Anselme s’immerge pour la première fois dans le lac de la Ramée, « sur les conseils de collègues qui viennent souvent ici. Ils ont l’habitude de nager en eau libre. Généralement, ils commencent ici car le site a bonne réputation », explique-t-il, avant d’effectuer ses premières brasses.
Allongés sous un parasol, Bastien et Émilie se prélassent à l’ombre et se baignent par étapes. « On a nos petites habitudes, pour l’instant, on a juste trempé les pieds », expliquent-ils. Question qualité de l’eau, « on est sur un lac, il faut faire attention. Il peut y avoir des cyanobactéries », rappelle Bastien. Ce fut le cas l’été 2022, ce qui avait contraint les autorités à interdire la baignade.
« J’ai vu la barque qui faisait des prélèvements »
Venue en voisine depuis Plaisance-du-Touch, un petit chapeau de paille sur la tête, Patricia ne quitte pas des yeux sa petite-fille Jasmine, qui se baigne. « L’eau a l’air correcte. L’autre jour, j’ai vu la barque qui faisait des prélèvements, c’est rassurant », reconnaît la grand-mère. À l’inverse, pour Mathilde, pas question de tremper le moindre orteil dans le lac. « J’ai vécu longtemps en Polynésie et en Nouvelle-Calédonie et je suis habituée à des mers transparentes », explique-t-elle. Sous sa casquette à palmiers, elle se contente de bains… de soleil, en compagnie de ses enfants.
« L’eau est un peu fraîche »
En revanche, Arianne et sa fille Georgia ne boudent pas leur plaisir, « même si l’eau est fraîche », admet-elle. Le teint déjà hâlé, elle fréquente régulièrement la base de loisirs depuis Roquettes, où elles résident. « Je viens de La Réunion, donc dès qu’il y a un point où je peux me baigner, j’y vais car j’en ai besoin. Ici, c’est calme et relativement propre. En plus, on peut s’abriter à l’ombre des arbres pour pique-niquer », ajoute-t-elle.

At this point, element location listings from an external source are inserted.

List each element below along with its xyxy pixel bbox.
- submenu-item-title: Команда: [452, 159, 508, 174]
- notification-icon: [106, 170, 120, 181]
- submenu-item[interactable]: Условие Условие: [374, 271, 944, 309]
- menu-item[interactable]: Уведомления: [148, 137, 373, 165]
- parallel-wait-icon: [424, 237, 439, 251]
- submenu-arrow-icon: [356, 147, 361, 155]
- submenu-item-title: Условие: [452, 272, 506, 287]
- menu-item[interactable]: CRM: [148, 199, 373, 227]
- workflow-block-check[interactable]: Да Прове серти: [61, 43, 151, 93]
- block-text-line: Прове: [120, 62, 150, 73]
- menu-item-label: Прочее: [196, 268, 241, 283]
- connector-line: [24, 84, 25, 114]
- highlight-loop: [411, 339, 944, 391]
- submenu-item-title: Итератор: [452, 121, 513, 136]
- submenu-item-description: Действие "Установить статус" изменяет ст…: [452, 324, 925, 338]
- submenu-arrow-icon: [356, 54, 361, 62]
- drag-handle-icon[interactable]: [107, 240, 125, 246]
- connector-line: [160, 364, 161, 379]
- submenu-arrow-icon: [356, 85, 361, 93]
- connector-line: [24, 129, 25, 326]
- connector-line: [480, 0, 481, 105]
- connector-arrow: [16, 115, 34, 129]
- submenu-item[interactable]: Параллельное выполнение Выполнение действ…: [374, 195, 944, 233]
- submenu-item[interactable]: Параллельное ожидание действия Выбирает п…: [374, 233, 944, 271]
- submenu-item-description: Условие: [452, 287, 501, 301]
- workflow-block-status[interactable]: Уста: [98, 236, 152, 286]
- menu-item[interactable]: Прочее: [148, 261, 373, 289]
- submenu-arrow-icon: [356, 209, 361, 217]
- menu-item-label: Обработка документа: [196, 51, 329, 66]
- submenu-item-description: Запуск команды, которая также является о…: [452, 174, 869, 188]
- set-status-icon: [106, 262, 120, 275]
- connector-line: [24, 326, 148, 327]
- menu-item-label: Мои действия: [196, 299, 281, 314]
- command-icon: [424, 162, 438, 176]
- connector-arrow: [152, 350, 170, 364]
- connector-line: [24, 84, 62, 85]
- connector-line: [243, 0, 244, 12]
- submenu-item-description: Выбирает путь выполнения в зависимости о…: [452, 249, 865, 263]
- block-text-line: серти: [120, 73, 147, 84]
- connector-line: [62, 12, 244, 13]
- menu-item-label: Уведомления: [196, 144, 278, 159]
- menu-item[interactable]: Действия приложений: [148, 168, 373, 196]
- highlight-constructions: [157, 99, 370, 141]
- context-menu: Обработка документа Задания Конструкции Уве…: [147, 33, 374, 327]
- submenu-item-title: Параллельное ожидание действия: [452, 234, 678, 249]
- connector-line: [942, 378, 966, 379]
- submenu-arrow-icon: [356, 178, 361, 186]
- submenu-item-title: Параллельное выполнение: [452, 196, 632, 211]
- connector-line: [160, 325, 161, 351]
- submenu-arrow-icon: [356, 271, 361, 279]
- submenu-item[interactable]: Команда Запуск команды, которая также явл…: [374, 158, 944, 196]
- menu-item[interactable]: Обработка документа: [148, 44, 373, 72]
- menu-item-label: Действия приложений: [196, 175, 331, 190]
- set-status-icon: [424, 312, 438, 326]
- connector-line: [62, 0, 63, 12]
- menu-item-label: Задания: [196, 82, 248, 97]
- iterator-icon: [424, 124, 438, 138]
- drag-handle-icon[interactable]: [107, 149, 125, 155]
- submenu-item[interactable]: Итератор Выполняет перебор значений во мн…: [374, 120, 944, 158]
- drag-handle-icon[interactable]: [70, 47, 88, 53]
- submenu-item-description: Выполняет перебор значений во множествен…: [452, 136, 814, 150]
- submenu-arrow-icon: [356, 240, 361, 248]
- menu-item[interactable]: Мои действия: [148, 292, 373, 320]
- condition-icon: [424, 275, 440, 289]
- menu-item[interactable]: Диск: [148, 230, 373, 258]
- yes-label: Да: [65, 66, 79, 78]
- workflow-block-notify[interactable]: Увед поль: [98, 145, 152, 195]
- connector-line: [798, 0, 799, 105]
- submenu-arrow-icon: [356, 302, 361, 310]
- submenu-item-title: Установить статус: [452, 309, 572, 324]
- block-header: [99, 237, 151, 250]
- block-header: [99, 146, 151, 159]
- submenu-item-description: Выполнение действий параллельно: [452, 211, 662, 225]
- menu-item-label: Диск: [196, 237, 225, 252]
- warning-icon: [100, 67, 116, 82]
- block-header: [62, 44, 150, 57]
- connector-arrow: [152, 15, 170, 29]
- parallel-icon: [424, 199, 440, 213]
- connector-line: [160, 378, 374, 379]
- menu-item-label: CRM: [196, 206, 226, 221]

Alexandra sort de l’eau, en tenant ses deux filles, Luna et Mady, par la main. « C’est la première fois que je les amène. Quand j’étais petite, je venais déjà ici, ce n’était pas du tout comme ça. La baignade était interdite mais on se baignait quand même », note-t-elle. Un peu comme aujourd’hui, car la baignade s’effectue actuellement aux risques et périls des usagers : officiellement, la surveillance de la plage ne débute que le 4 juillet.